A comprehensivepeptide COA uses HPLC (purity) + LC-MS (identity) + CLND (content) + FTIR (structure) + LAL (endotoxin) + heavy metals screening + bioburden. That's the 7-parameter standard Particle Peptides publishes. Most EU vendors hit 2 or 3 of these (HPLC + LC-MS typically, sometimes LAL). The full set is the ceiling; the minimum that keeps a vendor credible is HPLC + LC-MS.

FAQ

Which testing method is most important?

HPLC is the non-negotiable minimum — it measures purity. LC-MS is the next step up because it confirms you actually have the peptide you expected, not a similar compound that elutes at the same retention time. FTIR and CLND add structural and content information respectively. In order of marginal value: HPLC (essential) → LC-MS (high) → CLND (meaningful for accurate dosing by weight) → FTIR (catches a narrow class of post-synthesis defects).

Why does CLND change the picture?

CLND measures actual peptide content in the vial — grams of peptide per gram of sample. HPLC purity is a ratio: what percentage of the chromatographic peaks is the target peptide. A vial can be 99% pure by HPLC (target peptide dominates the peaks) and only 70% peptide by CLND (residual water, salts, counter-ions making up the rest). If you dose by weight, CLND is the number that tells you how much peptide you're actually working with.

Can FTIR alone tell me a peptide is good?

No. FTIR confirms structural integrity but doesn't tell you purity or identity — a pure-but-wrong peptide can have a valid FTIR signature. FTIR is useful as one of several confirmatory methods, not as a standalone test.

What if my vendor only reports HPLC?

HPLC alone is acceptable for most research use cases, especially for well-characterised peptides from established vendors. The risk with HPLC-only: a contaminant that co-elutes with the target would be missed. LC-MS adds mass confirmation that catches that scenario. If the peptide is expensive or the experiment is dose-sensitive, the LC-MS upgrade is worth paying for.

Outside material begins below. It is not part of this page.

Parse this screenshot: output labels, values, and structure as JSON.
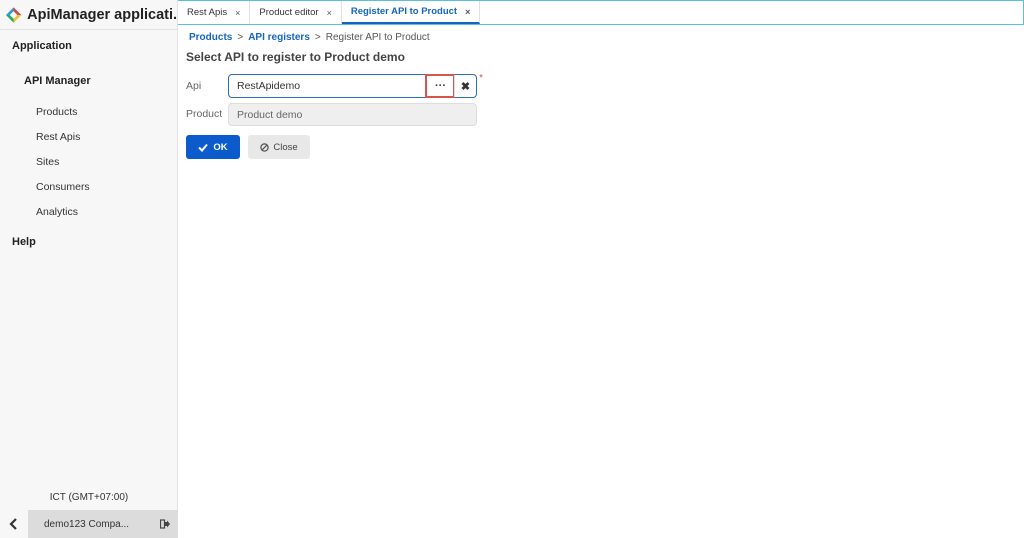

Is an independent lab always better than in-house?

Independent is almost always stronger signal. Janoshik Analytical (Czech Republic) is the community-standard independent lab for research peptides. An in-house COA is not worthless — it's often the same analytical equipment run by trained staff — but the operator has an incentive to round up, and you as buyer have no way to verify that didn't happen. Independent reports remove the incentive conflict.